Consumer prices (March)

Clothing and footwear prices in France rose 0.3 percent year-on-year in March, according to France’s national statistics office INSEE, sharply slower than the plus 1.5 percent recorded in February. Clothing prices were stable at zero percent year-on-year, down from plus 1.0 percent in February, while footwear inflation nearly halved to plus 1.6 percent from plus 3.0 percent. The slowdown in fashion prices came as the overall French consumer price index accelerated to plus 1.7 percent in March from plus 1.0 percent in February. The result is a fashion inflation rate running well below headline — a reversal of the dynamic seen in several other European markets.

Retail sales (March)

Specialised clothing retailers saw store sales fall 4.4 percent year-on-year in March, according to French specialised retail federation Procos. The federation described the weakness as “generalised across all sectors, locations, channels and market segments from budget to premium”, citing failed winter sales hampered by late snow, geopolitical tensions and persistent budgetary pressure on households. For the first quarter of 2026 as a whole, Procos reported clothing down 4.2 percent, beauty and perfumery down 3.7 percent, and specialised retail overall down 2.0 percent compared with Q1 2025. The Institut Francais de la Mode (IFM), which operates the only panel tracking French fashion sales across all distribution channels, publishes a monthly barometer that offers a complementary channel-level view — independent retailers, chains, department stores and e-commerce. Online clothing represented 30.7 percent of total clothing sales by value in the first half of 2025, according to the Federation du e-commerce et de la vente a distance (FEVAD), with fashion one of the fastest-shifting categories in French retail.

Macro context (March)

Household confidence dropped to 89 in March from 91 in February, according to INSEE’s monthly household survey — a reading below 90 indicates unusually high pessimism on the INSEE scale, where 100 is the long-term average. The Eurostat consumer confidence indicator for France deteriorated in parallel, falling to minus 17.0 from minus 14.2 in February. INSEE’s retail business climate indicator held at 99, marginally below its long-term average. The euro averaged 1.156 dollars in March according to the European Central Bank (ECB), up 7.0 percent year-on-year. The stronger euro has cheapened dollar-denominated sourcing but compressed the value of exports, a pressure Procos flagged alongside “the impact of rising raw material prices on consumption”.
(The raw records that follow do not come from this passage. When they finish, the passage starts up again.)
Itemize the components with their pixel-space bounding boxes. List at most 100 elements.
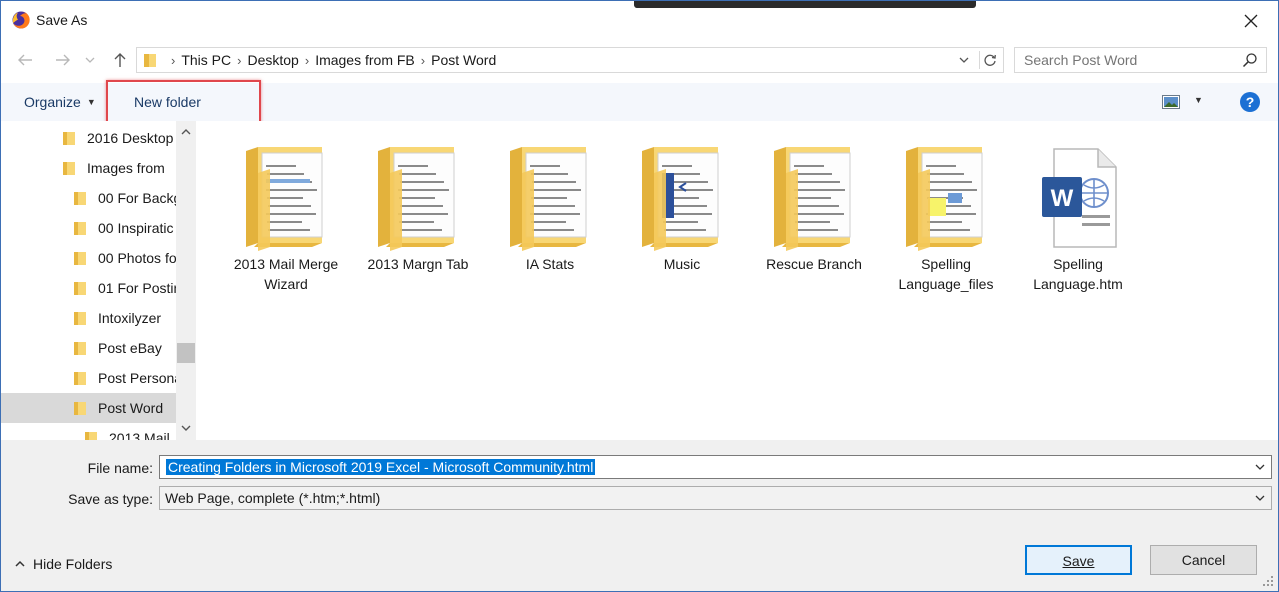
tree-item[interactable]: 2013 Mail bbox=[1, 423, 176, 440]
word-document-icon: W bbox=[1042, 148, 1117, 248]
hide-folders-button[interactable]: Hide Folders bbox=[15, 556, 112, 572]
folder-item[interactable]: Rescue Branch bbox=[748, 139, 880, 299]
tree-item[interactable]: Post Word bbox=[1, 393, 176, 423]
save-button-label: Save bbox=[1062, 553, 1095, 569]
navigation-row: › This PC › Desktop › Images from FB › P… bbox=[1, 41, 1278, 79]
save-type-dropdown-button[interactable] bbox=[1253, 491, 1267, 505]
folder-icon bbox=[74, 401, 86, 415]
file-name-value[interactable]: Creating Folders in Microsoft 2019 Excel… bbox=[166, 459, 596, 475]
breadcrumb-desktop[interactable]: Desktop bbox=[247, 52, 298, 68]
breadcrumb-images-from-fb[interactable]: Images from FB bbox=[315, 52, 415, 68]
folder-icon bbox=[378, 147, 455, 251]
cancel-button[interactable]: Cancel bbox=[1150, 545, 1257, 575]
breadcrumb-separator-icon[interactable]: › bbox=[305, 53, 309, 68]
tree-item-label: Images from bbox=[87, 160, 165, 176]
tree-item[interactable]: Post eBay bbox=[1, 333, 176, 363]
navigation-pane: 2016 Desktop Images from 00 For Backg 00 In… bbox=[1, 121, 196, 440]
file-name-label: File name: bbox=[87, 460, 153, 476]
tree-item-label: Post Persona bbox=[98, 370, 176, 386]
caret-down-icon: ▼ bbox=[86, 97, 96, 107]
folder-icon bbox=[74, 251, 86, 265]
folder-icon bbox=[774, 147, 851, 251]
resize-grip-icon[interactable] bbox=[1262, 575, 1274, 587]
file-label-line-2: Language_files bbox=[898, 276, 994, 292]
scroll-down-button[interactable] bbox=[176, 421, 196, 435]
window-title: Save As bbox=[36, 12, 88, 28]
folder-icon bbox=[63, 161, 75, 175]
recent-locations-button[interactable] bbox=[82, 49, 98, 71]
folder-icon bbox=[642, 147, 719, 251]
folder-item[interactable]: 2013 Margn Tab bbox=[352, 139, 484, 299]
search-input[interactable] bbox=[1015, 48, 1235, 72]
chevron-down-icon bbox=[85, 57, 95, 63]
breadcrumb-separator-icon[interactable]: › bbox=[171, 53, 175, 68]
up-button[interactable] bbox=[108, 49, 132, 71]
chevron-down-icon bbox=[181, 425, 191, 431]
save-button[interactable]: Save bbox=[1025, 545, 1132, 575]
search-icon[interactable] bbox=[1242, 52, 1258, 68]
refresh-icon bbox=[983, 54, 996, 66]
breadcrumb-this-pc[interactable]: This PC bbox=[181, 52, 231, 68]
tree-item[interactable]: 00 Photos fo bbox=[1, 243, 176, 273]
save-type-value: Web Page, complete (*.htm;*.html) bbox=[165, 490, 381, 506]
save-type-select[interactable]: Web Page, complete (*.htm;*.html) bbox=[159, 486, 1272, 510]
navigation-pane-scrollbar[interactable] bbox=[176, 121, 196, 440]
file-label-line-1: Spelling bbox=[1053, 256, 1103, 272]
chevron-up-icon bbox=[181, 129, 191, 135]
svg-text:W: W bbox=[1051, 185, 1074, 212]
tree-item[interactable]: Post Persona bbox=[1, 363, 176, 393]
file-label-line-1: 2013 Margn Tab bbox=[367, 256, 469, 272]
address-bar[interactable]: › This PC › Desktop › Images from FB › P… bbox=[136, 47, 1004, 73]
organize-button[interactable]: Organize ▼ bbox=[24, 94, 96, 110]
chevron-down-icon bbox=[959, 57, 969, 63]
breadcrumb-separator-icon[interactable]: › bbox=[237, 53, 241, 68]
scrollbar-thumb[interactable] bbox=[177, 343, 195, 363]
scroll-up-button[interactable] bbox=[176, 125, 196, 139]
view-options-caret-icon[interactable]: ▼ bbox=[1194, 95, 1203, 105]
address-history-button[interactable] bbox=[955, 52, 973, 68]
folder-item[interactable]: Spelling Language_files bbox=[880, 139, 1012, 299]
save-options-panel: File name: Creating Folders in Microsoft… bbox=[1, 440, 1278, 591]
folder-item[interactable]: Music bbox=[616, 139, 748, 299]
file-item[interactable]: W Spelling Language.htm bbox=[1012, 139, 1144, 299]
folder-icon bbox=[74, 341, 86, 355]
firefox-icon bbox=[12, 11, 30, 29]
tree-item-label: 2016 Desktop bbox=[87, 130, 174, 146]
file-name-dropdown-button[interactable] bbox=[1253, 460, 1267, 474]
back-button[interactable] bbox=[13, 49, 37, 71]
tree-item[interactable]: 00 For Backg bbox=[1, 183, 176, 213]
folder-icon bbox=[74, 191, 86, 205]
tree-item[interactable]: 00 Inspiratic bbox=[1, 213, 176, 243]
help-button[interactable]: ? bbox=[1240, 92, 1260, 112]
search-box[interactable] bbox=[1014, 47, 1267, 73]
folder-icon bbox=[74, 311, 86, 325]
tree-item-label: Intoxilyzer bbox=[98, 310, 162, 326]
folder-icon bbox=[74, 371, 86, 385]
file-label-line-1: IA Stats bbox=[525, 256, 575, 272]
tree-item[interactable]: Images from bbox=[1, 153, 176, 183]
highlight-annotation-box bbox=[106, 80, 261, 126]
tree-item-label: Post eBay bbox=[98, 340, 162, 356]
forward-button[interactable] bbox=[51, 49, 75, 71]
breadcrumb-post-word[interactable]: Post Word bbox=[431, 52, 496, 68]
tree-item-label: 01 For Postin bbox=[98, 280, 176, 296]
refresh-button[interactable] bbox=[979, 51, 999, 69]
save-as-dialog: Save As › This PC › Desktop › Images fro… bbox=[0, 0, 1279, 592]
file-name-field[interactable]: Creating Folders in Microsoft 2019 Excel… bbox=[159, 455, 1272, 479]
tree-item-label: 2013 Mail bbox=[109, 430, 170, 440]
change-view-icon[interactable] bbox=[1162, 95, 1180, 109]
folder-item[interactable]: IA Stats bbox=[484, 139, 616, 299]
tree-item[interactable]: 01 For Postin bbox=[1, 273, 176, 303]
chevron-down-icon bbox=[1255, 464, 1265, 470]
file-item-label: 2013 Margn Tab bbox=[352, 254, 484, 274]
arrow-right-icon bbox=[56, 54, 70, 66]
file-label-line-2: Wizard bbox=[264, 276, 308, 292]
breadcrumb-separator-icon[interactable]: › bbox=[421, 53, 425, 68]
title-bar: Save As bbox=[1, 1, 1278, 41]
tree-item[interactable]: 2016 Desktop bbox=[1, 123, 176, 153]
close-button[interactable] bbox=[1234, 7, 1268, 35]
breadcrumb: › This PC › Desktop › Images from FB › P… bbox=[165, 52, 496, 68]
folder-icon bbox=[510, 147, 587, 251]
folder-item[interactable]: 2013 Mail Merge Wizard bbox=[220, 139, 352, 299]
tree-item[interactable]: Intoxilyzer bbox=[1, 303, 176, 333]
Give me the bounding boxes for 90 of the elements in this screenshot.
The bottom line: French fashion retail is caught in a squeeze in March: prices are cooling toward zero, volumes are down 4.4 percent on the year, and household confidence has slid below the pessimism threshold. The gap between cooling CPI and falling Procos sales suggests retailers are absorbing costs to defend market share rather than passing price increases through. With the spring-summer season the next test, executives should expect aggressive promotional competition and plan inventory accordingly.

Note: The figures in this article are based on different reporting periods. Some indicators are already available for March, while others are reported with a time lag due to survey and publication cycles. This is common practice in official statistics and nevertheless allows for a reliable assessment of current market trends.